Bus torched in Ivory Coast as election tensions run high
By Ange Aboa and Loucoumane Coulibaly BONOUA/ABIDJAN (Reuters) - Protesters in Ivory Coast set fire to a bus in Abidjan on Friday after deadly protests earlier in the week against the president's decision to seek a third term, and organisers elsewhere vowed further action against his bid to stand again. Five people have been killed and more than 100 wounded during demonstrations in recent days, official figures showed, as tensions ran high after President Alassane Ouattara announced last week he would run for re-election on Oct. 31
By Ange Aboa and Loucoumane Coulibaly
BONOUA/ABIDJAN (Reuters) - Protesters in Ivory Coast set fire to a bus in Abidjan on Friday after deadly protests earlier in the week against the president's decision to seek a third term, and organisers elsewhere vowed further action against his bid to stand again.
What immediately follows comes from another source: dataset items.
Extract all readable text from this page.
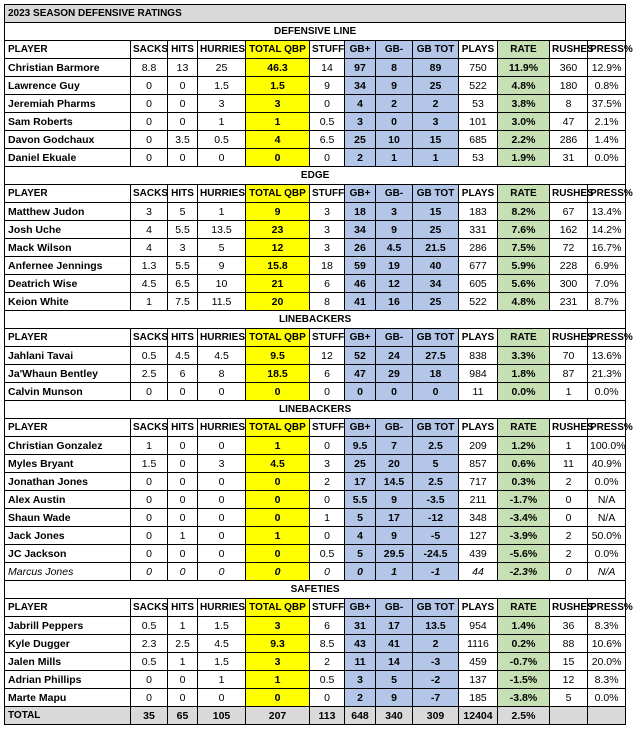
2023 SEASON DEFENSIVE RATINGS												
DEFENSIVE LINE												
PLAYER	SACKS	HITS	HURRIES	TOTAL QBP	STUFF	GB+	GB-	GB TOT	PLAYS	RATE	RUSHES	PRESS%
Christian Barmore	8.8	13	25	46.3	14	97	8	89	750	11.9%	360	12.9%
Lawrence Guy	0	0	1.5	1.5	9	34	9	25	522	4.8%	180	0.8%
Jeremiah Pharms	0	0	3	3	0	4	2	2	53	3.8%	8	37.5%
Sam Roberts	0	0	1	1	0.5	3	0	3	101	3.0%	47	2.1%
Davon Godchaux	0	3.5	0.5	4	6.5	25	10	15	685	2.2%	286	1.4%
Daniel Ekuale	0	0	0	0	0	2	1	1	53	1.9%	31	0.0%
EDGE												
PLAYER	SACKS	HITS	HURRIES	TOTAL QBP	STUFF	GB+	GB-	GB TOT	PLAYS	RATE	RUSHES	PRESS%
Matthew Judon	3	5	1	9	3	18	3	15	183	8.2%	67	13.4%
Josh Uche	4	5.5	13.5	23	3	34	9	25	331	7.6%	162	14.2%
Mack Wilson	4	3	5	12	3	26	4.5	21.5	286	7.5%	72	16.7%
Anfernee Jennings	1.3	5.5	9	15.8	18	59	19	40	677	5.9%	228	6.9%
Deatrich Wise	4.5	6.5	10	21	6	46	12	34	605	5.6%	300	7.0%
Keion White	1	7.5	11.5	20	8	41	16	25	522	4.8%	231	8.7%
LINEBACKERS												
PLAYER	SACKS	HITS	HURRIES	TOTAL QBP	STUFF	GB+	GB-	GB TOT	PLAYS	RATE	RUSHES	PRESS%
Jahlani Tavai	0.5	4.5	4.5	9.5	12	52	24	27.5	838	3.3%	70	13.6%
Ja'Whaun Bentley	2.5	6	8	18.5	6	47	29	18	984	1.8%	87	21.3%
Calvin Munson	0	0	0	0	0	0	0	0	11	0.0%	1	0.0%
LINEBACKERS												
PLAYER	SACKS	HITS	HURRIES	TOTAL QBP	STUFF	GB+	GB-	GB TOT	PLAYS	RATE	RUSHES	PRESS%
Christian Gonzalez	1	0	0	1	0	9.5	7	2.5	209	1.2%	1	100.0%
Myles Bryant	1.5	0	3	4.5	3	25	20	5	857	0.6%	11	40.9%
Jonathan Jones	0	0	0	0	2	17	14.5	2.5	717	0.3%	2	0.0%
Alex Austin	0	0	0	0	0	5.5	9	-3.5	211	-1.7%	0	N/A
Shaun Wade	0	0	0	0	1	5	17	-12	348	-3.4%	0	N/A
Jack Jones	0	1	0	1	0	4	9	-5	127	-3.9%	2	50.0%
JC Jackson	0	0	0	0	0.5	5	29.5	-24.5	439	-5.6%	2	0.0%
Marcus Jones	0	0	0	0	0	0	1	-1	44	-2.3%	0	N/A
SAFETIES												
PLAYER	SACKS	HITS	HURRIES	TOTAL QBP	STUFF	GB+	GB-	GB TOT	PLAYS	RATE	RUSHES	PRESS%
Jabrill Peppers	0.5	1	1.5	3	6	31	17	13.5	954	1.4%	36	8.3%
Kyle Dugger	2.3	2.5	4.5	9.3	8.5	43	41	2	1116	0.2%	88	10.6%
Jalen Mills	0.5	1	1.5	3	2	11	14	-3	459	-0.7%	15	20.0%
Adrian Phillips	0	0	1	1	0.5	3	5	-2	137	-1.5%	12	8.3%
Marte Mapu	0	0	0	0	0	2	9	-7	185	-3.8%	5	0.0%
TOTAL	35	65	105	207	113	648	340	309	12404	2.5%		
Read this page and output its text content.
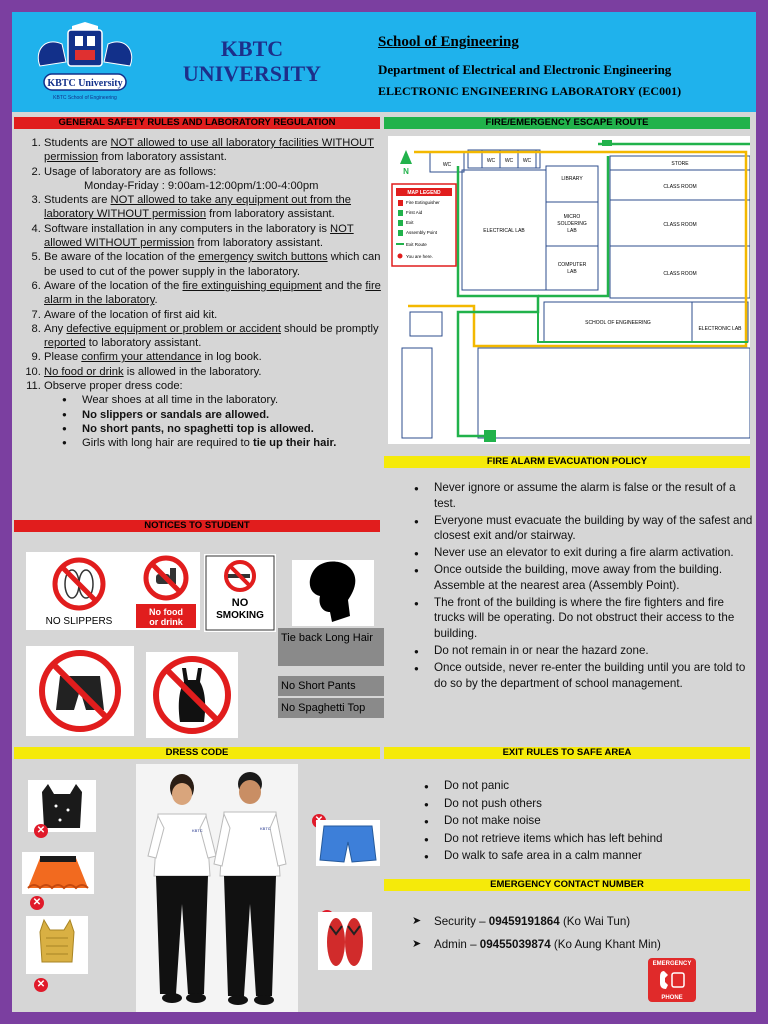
KBTC University
KBTC School of Engineering
KBTC UNIVERSITY
School of Engineering
Department of Electrical and Electronic Engineering
ELECTRONIC ENGINEERING LABORATORY (EC001)
GENERAL SAFETY RULES AND LABORATORY REGULATION	FIRE/EMERGENCY ESCAPE ROUTE
FIRE ALARM EVACUATION POLICY
NOTICES TO STUDENT
DRESS CODE	EXIT RULES TO SAFE AREA
EMERGENCY CONTACT NUMBER
1. Students are NOT allowed to use all laboratory facilities WITHOUT permission from laboratory assistant.
2. Usage of laboratory are as follows:
Monday-Friday : 9:00am-12:00pm/1:00-4:00pm
3. Students are NOT allowed to take any equipment out from the laboratory WITHOUT permission from laboratory assistant.
4. Software installation in any computers in the laboratory is NOT allowed WITHOUT permission from laboratory assistant.
5. Be aware of the location of the emergency switch buttons which can be used to cut of the power supply in the laboratory.
6. Aware of the location of the fire extinguishing equipment and the fire alarm in the laboratory.
7. Aware of the location of first aid kit.
8. Any defective equipment or problem or accident should be promptly reported to laboratory assistant.
9. Please confirm your attendance in log book.
10. No food or drink is allowed in the laboratory.
11. Observe proper dress code:
● Wear shoes at all time in the laboratory.
● No slippers or sandals are allowed.
● No short pants, no spaghetti top is allowed.
● Girls with long hair are required to tie up their hair.
N
MAP LEGEND
Fire Extinguisher
First Aid
Exit
Assembly Point
Exit Route
You are here.
WC
WC WC WC
LIBRARY
MICRO
SOLDERING
LAB
ELECTRICAL LAB
COMPUTER
LAB
STORE
CLASS ROOM
CLASS ROOM
CLASS ROOM
SCHOOL OF ENGINEERING
ELECTRONIC LAB
● Never ignore or assume the alarm is false or the result of a test.
● Everyone must evacuate the building by way of the safest and closest exit and/or stairway.
● Never use an elevator to exit during a fire alarm activation.
● Once outside the building, move away from the building. Assemble at the nearest area (Assembly Point).
● The front of the building is where the fire fighters and fire trucks will be operating. Do not obstruct their access to the building.
● Do not remain in or near the hazard zone.
● Once outside, never re-enter the building until you are told to do so by the department of school management.
NO SLIPPERS
No food
or drink
NO
SMOKING
Tie back Long Hair
No Short Pants
No Spaghetti Top
✕
✕
✕
KBTC	KBTC
● Do not panic
● Do not push others
● Do not make noise
● Do not retrieve items which has left behind
● Do walk to safe area in a calm manner
➤ Security – 09459191864 (Ko Wai Tun)
➤ Admin – 09455039874 (Ko Aung Khant Min)
EMERGENCY
PHONE
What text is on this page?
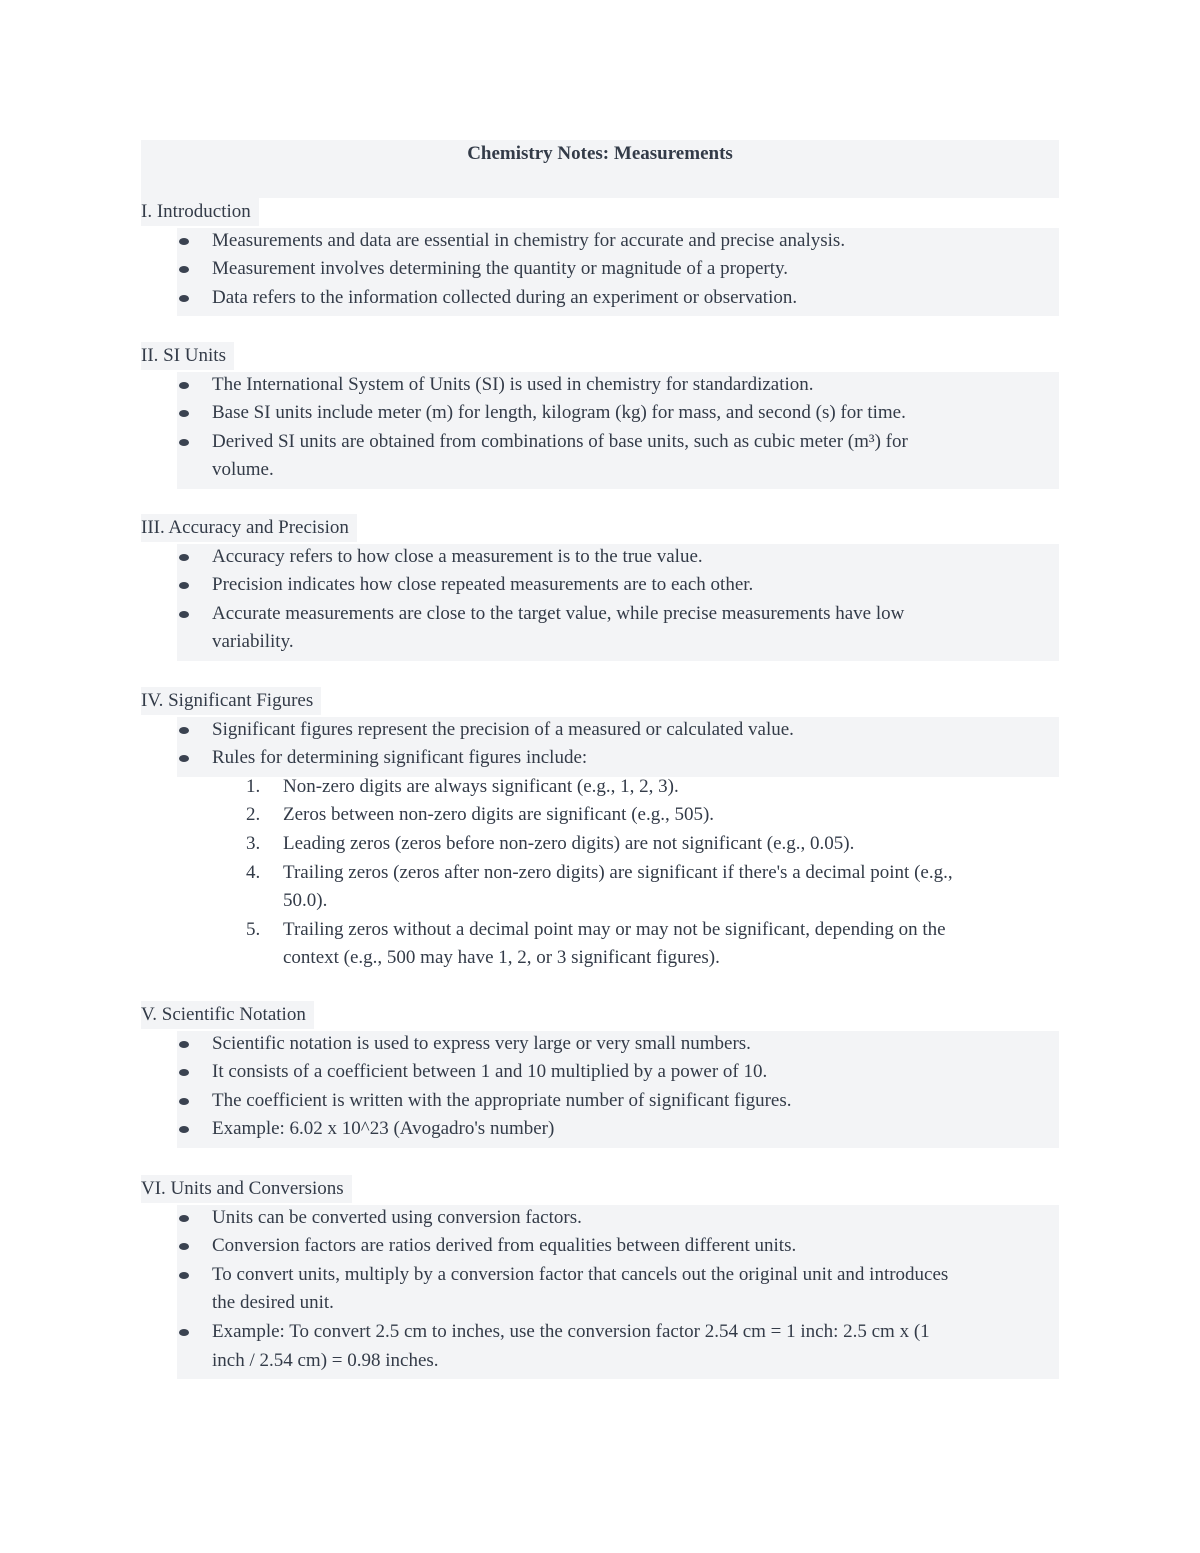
Chemistry Notes: Measurements
I. Introduction
Measurements and data are essential in chemistry for accurate and precise analysis.
Measurement involves determining the quantity or magnitude of a property.
Data refers to the information collected during an experiment or observation.
II. SI Units
The International System of Units (SI) is used in chemistry for standardization.
Base SI units include meter (m) for length, kilogram (kg) for mass, and second (s) for time.
Derived SI units are obtained from combinations of base units, such as cubic meter (m³) for
volume.
III. Accuracy and Precision
Accuracy refers to how close a measurement is to the true value.
Precision indicates how close repeated measurements are to each other.
Accurate measurements are close to the target value, while precise measurements have low
variability.
IV. Significant Figures
Significant figures represent the precision of a measured or calculated value.
Rules for determining significant figures include:
1.	Non-zero digits are always significant (e.g., 1, 2, 3).
2.	Zeros between non-zero digits are significant (e.g., 505).
3.	Leading zeros (zeros before non-zero digits) are not significant (e.g., 0.05).
4.	Trailing zeros (zeros after non-zero digits) are significant if there's a decimal point (e.g.,
50.0).
5.	Trailing zeros without a decimal point may or may not be significant, depending on the
context (e.g., 500 may have 1, 2, or 3 significant figures).
V. Scientific Notation
Scientific notation is used to express very large or very small numbers.
It consists of a coefficient between 1 and 10 multiplied by a power of 10.
The coefficient is written with the appropriate number of significant figures.
Example: 6.02 x 10^23 (Avogadro's number)
VI. Units and Conversions
Units can be converted using conversion factors.
Conversion factors are ratios derived from equalities between different units.
To convert units, multiply by a conversion factor that cancels out the original unit and introduces
the desired unit.
Example: To convert 2.5 cm to inches, use the conversion factor 2.54 cm = 1 inch: 2.5 cm x (1
inch / 2.54 cm) = 0.98 inches.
Five people have been killed and more than 100 wounded during demonstrations in recent days, official figures showed, as tensions ran high after President Alassane Ouattara announced last week he would run for re-election on Oct. 31.
Opponents say the move violates a constitutional two-term limit and jeopardises the tenuous stability achieved since Ouattara's first election win in 2010 sparked a brief civil war.
On Friday, the remnants of tyre barricades smouldered in the opposition stronghold of Bonoua, as residents gathered in the rubble of the town's police station that was torched by protesters the previous day after one of them was shot dead.
A column of police reinforcements arrived in Bonoua on Thursday night after the crowd clashed with police who used tear gas and live bullets, witnesses said.
"We're going to march until October. Tomorrow we will keep on marching," said local youth leader Frederik N’Ta N'Chou, to cheers from the crowd. "We don't have weapons but we have stones."
Security Minister Vagondo Diomande said order had been restored across Ivory Coast.
"The government calls on everyone to exercise restraint," he said in a statement late on Friday.
Opposition groups insist the president must stand down after serving two terms, in accordance with the law, but Ouattara says the new constitution, adopted in 2016, acted as a reset button, allowing him to run again.
While there was far less public unrest on Friday than previous days, a small protest in Yopougon, a district of the commercial capital Abidjan, saw a passenger bus set on fire in the early hours. By midday, traffic was flowing normally under the supervision of a police patrol.